Hiding Big Data in a Haystack
More and more, elderly patients whose vital signs must be monitored by physicians are able to stay home and send information about the condition to a physician over the Internet. But while this offers greater freedoms, it comes at the cost of putting confidential data at risk, which is why scientists at RMIT University in Melbourne, Australia are looking for an alternative to keep private information hidden.
The technique was published last month in IEEE Transactions on Biomedical Engineering, which revealed how researchers were able to use steganography to embed secret information in a larger data set.
In their research, the RMIT team sent the signals from patients’ electrocardiogram (ECG) readings along with the patients identity to healthcare workers. In order to determine anything about the patient, the workers need to have correct credentials.
“It can hide a picture of a person, it can hide personal details of the person, and it can also contain information about who can look at the ECG,” says Ibrahim Khalil, a computer scientist at RMI and co-author of the study.
Khalil explains that the ECG is ideal for steganography because it pumps out so much data every second, creating an enormous haystack in which to hide a needle’s worth of patient information. Just as importantly, inserting patient information can be done without distorting the actual ECG readings, which is essential for doctors making a diagnosis.

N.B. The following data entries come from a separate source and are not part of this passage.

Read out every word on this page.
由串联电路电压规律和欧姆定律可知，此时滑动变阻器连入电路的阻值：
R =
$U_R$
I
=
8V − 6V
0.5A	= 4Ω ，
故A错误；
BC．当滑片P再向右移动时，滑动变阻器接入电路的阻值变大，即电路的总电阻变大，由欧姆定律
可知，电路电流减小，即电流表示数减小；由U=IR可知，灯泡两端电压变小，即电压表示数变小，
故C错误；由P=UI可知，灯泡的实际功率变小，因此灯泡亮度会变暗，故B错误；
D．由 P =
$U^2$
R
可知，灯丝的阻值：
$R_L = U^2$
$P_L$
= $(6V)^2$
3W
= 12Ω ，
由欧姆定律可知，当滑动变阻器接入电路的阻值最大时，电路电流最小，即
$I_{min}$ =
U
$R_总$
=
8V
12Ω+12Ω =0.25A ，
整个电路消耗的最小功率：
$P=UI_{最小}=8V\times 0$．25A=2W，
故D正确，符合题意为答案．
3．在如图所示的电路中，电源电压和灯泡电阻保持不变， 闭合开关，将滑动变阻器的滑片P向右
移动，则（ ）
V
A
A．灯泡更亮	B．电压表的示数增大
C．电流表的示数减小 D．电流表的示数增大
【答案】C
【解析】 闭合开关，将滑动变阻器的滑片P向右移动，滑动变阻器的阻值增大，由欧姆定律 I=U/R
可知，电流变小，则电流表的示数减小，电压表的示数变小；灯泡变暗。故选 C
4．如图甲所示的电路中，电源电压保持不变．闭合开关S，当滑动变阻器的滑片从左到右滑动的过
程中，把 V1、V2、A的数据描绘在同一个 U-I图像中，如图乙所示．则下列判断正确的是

To accomplish this, the ECG is broken down into frequency subbands containing either meaningful ECG data or noise. This is then broken down by the team’s mathematical model, which requires a key from both sender and recipient to operate.
Already there has been a great deal of research into encrypting private information for healthcare, although so far this has created a problem because both encryption and decryption are computing intensive. Steganography, on the other hand, puts a much smaller load on a healthcare provider’s compute resources.
Although the research focused on ECG data, Khalil and co-author Ayman Ibaida hope to see their technique used in the industry for other biomedical signals, although they admit that it could be years before the technique can be implemented in medical monitoring systems.